What helps me not worry is believing I am doing everything I can to manage his care to the best of my ability. I advocate for him, I work with the doctors knowing we are partners in Robert’s care and I keep him entertained with his favorite things: word search puzzles, Family Feud, Jeopardy and Wheel of Fortune.

What also helps is being grateful to those that help me through this caregiving experience. My husband, Richard, who deals with back pain and pain management issues quietly comes downstairs in the middle of the night to ask what he can do to help. My daughter makes me laugh every single time we talk. My best friend regularly joins me for Coffee with a Caregiver and listens to my concerns whenever I need her. I know that Other Brother is extremely generous and is only a phone call or email away (although texting at 5:00 a.m. is strongly discouraged).

My caregiving friends, who are going through their own struggles and time constraints and worries, find time to reach out and support not only me and Richard but our entire caregiving community. 

When things seem out of control and I have no idea what the future holds, gratitude is the rock that I hold on to.  I can’t control the future. I can’t control the seizures. I can’t control Robert’s next bout with pneumonia. 

I can control what I am grateful for and how often I remind myself of it.

Right now, I need that reminder; I need to hang on to those I am grateful for. I need that gratitude.


And another cup of coffee.  

6 comments:

Unknown said...

Trish, there could not possibly be any other person that gives Robert the TCL of caregiving as well as you. So much to do, so many ifs. Yet you always soldier on, know you all are in my heart, thoughts, and prayers. I am proud to call you friend. Here whenever.<3

e_journeys said...

In addition to what Pegi said, your record keeping is an invaluable tool on so many levels. On the one hand, it is dry data, though data that is tremendously useful. But on the other hand it is a testament to your care and a very important validation of your instincts. It is a communication tool for the doctors and it also keeps you as grounded as possible. Sending you and Robert big (((Hugs))) and sending you much cyber-coffee. <3

Joelle said...

I love you and I'm always here for you - and for coffee, whether in the morning or our afternoon runs ;-)

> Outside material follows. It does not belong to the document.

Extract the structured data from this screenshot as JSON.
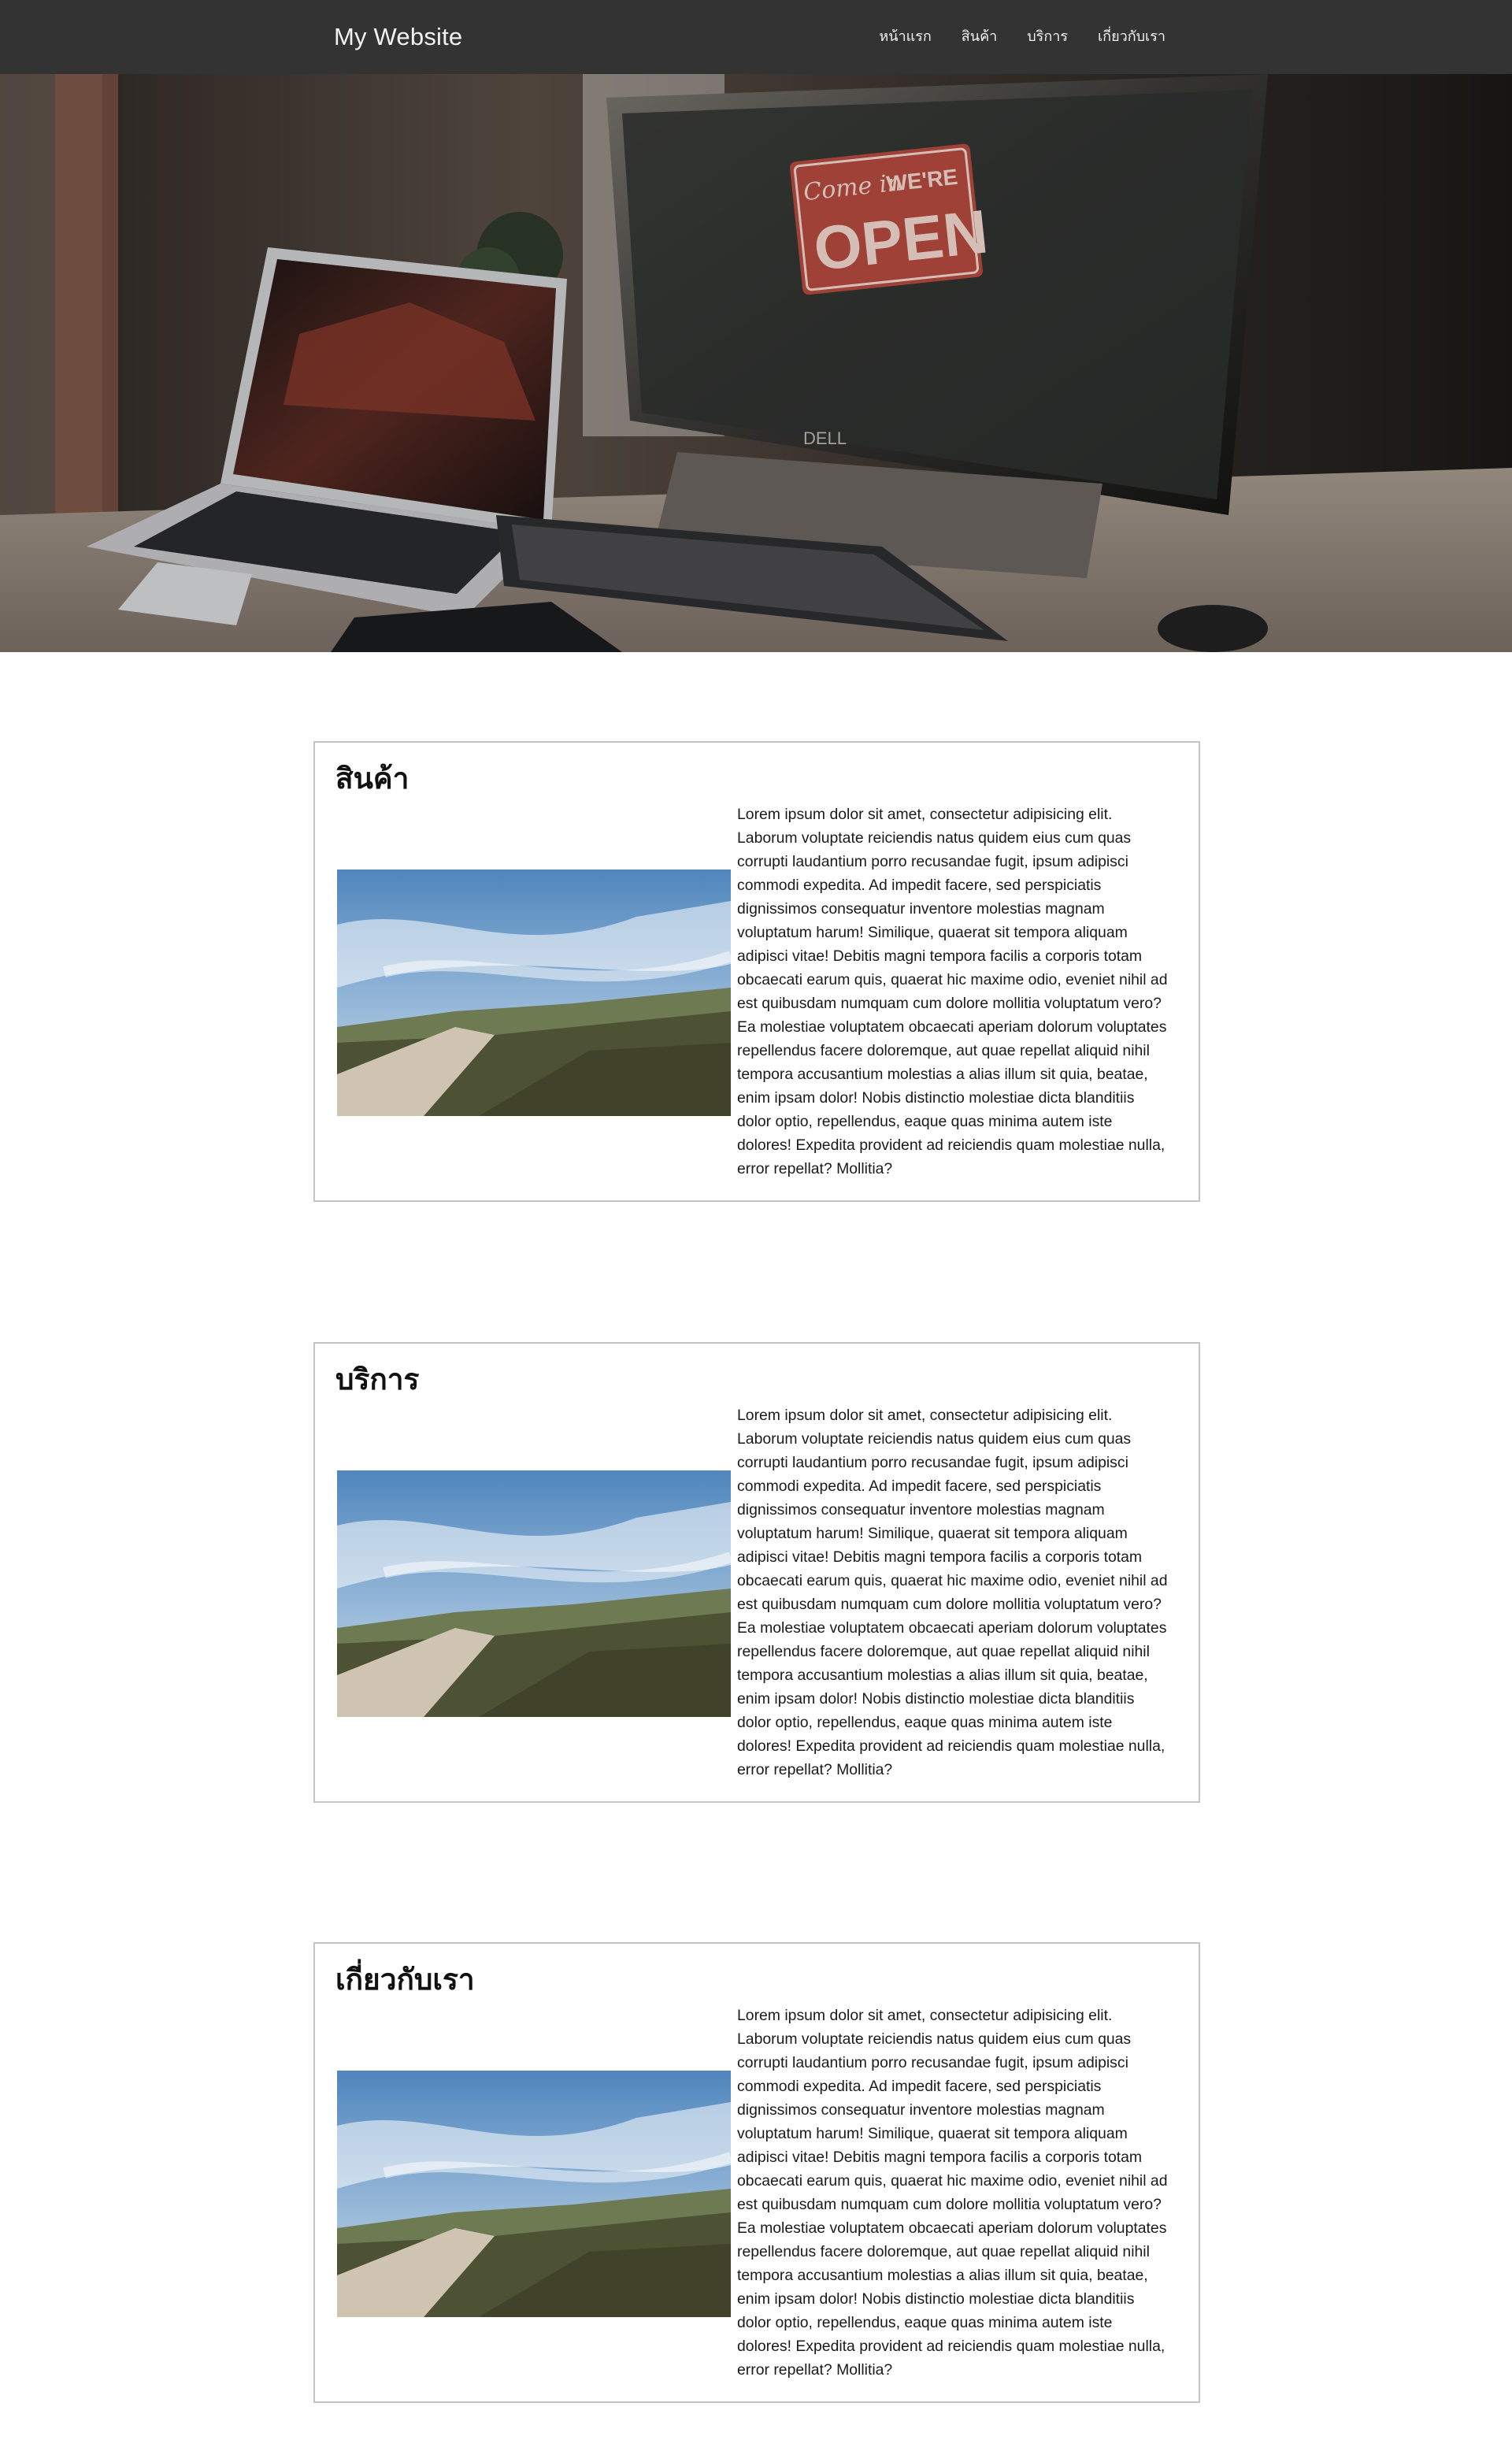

Trish Hughes Kreis said...

Joelle, I don't know what I would do without you (and our coffee - morning and afternoons!) Love you too.

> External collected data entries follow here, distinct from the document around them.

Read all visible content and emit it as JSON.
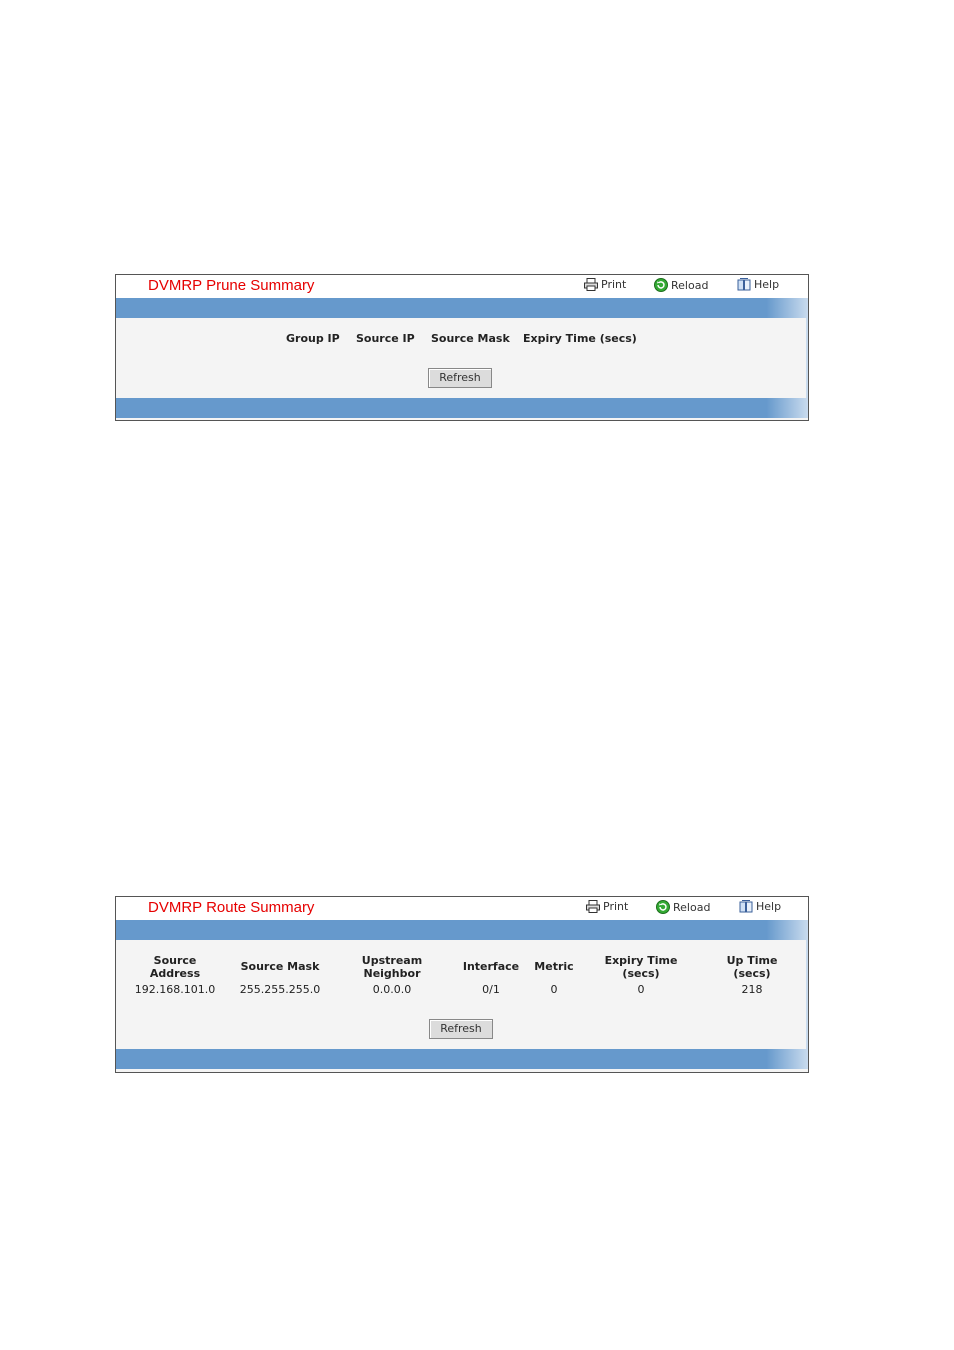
{
  "prune": {
    "title": "DVMRP Prune Summary",
    "toolbar": {
      "print": "Print",
      "reload": "Reload",
      "help": "Help"
    },
    "columns": [
      "Group IP",
      "Source IP",
      "Source Mask",
      "Expiry Time (secs)"
    ],
    "refresh": "Refresh"
  },
  "route": {
    "title": "DVMRP Route Summary",
    "toolbar": {
      "print": "Print",
      "reload": "Reload",
      "help": "Help"
    },
    "columns": [
      {
        "line1": "Source",
        "line2": "Address"
      },
      {
        "line1": "Source Mask",
        "line2": ""
      },
      {
        "line1": "Upstream",
        "line2": "Neighbor"
      },
      {
        "line1": "Interface",
        "line2": ""
      },
      {
        "line1": "Metric",
        "line2": ""
      },
      {
        "line1": "Expiry Time",
        "line2": "(secs)"
      },
      {
        "line1": "Up Time",
        "line2": "(secs)"
      }
    ],
    "rows": [
      [
        "192.168.101.0",
        "255.255.255.0",
        "0.0.0.0",
        "0/1",
        "0",
        "0",
        "218"
      ]
    ],
    "refresh": "Refresh"
  },
  "icons": {
    "print": "printer-icon",
    "reload": "reload-icon",
    "help": "help-book-icon"
  },
  "colors": {
    "title": "#e60000",
    "bar": "#6699cc"
  }
}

Trish Hughes Kreis said...

Pegi, I so appreciate your support and knowing how much you are connected to and love Robert. That helps me soldier on when things get tough. Even though you are across the country, I know you are just a moment away. <3

Trish Hughes Kreis said...

ejourneys, I know you appreciate good data! It really is helpful to look back at the log to try to find a pattern or to see if I can tell what's coming. The doctors always are shocked when I had it to them but they really like it too. Thank you so much for your support. I am grateful for all of my friends!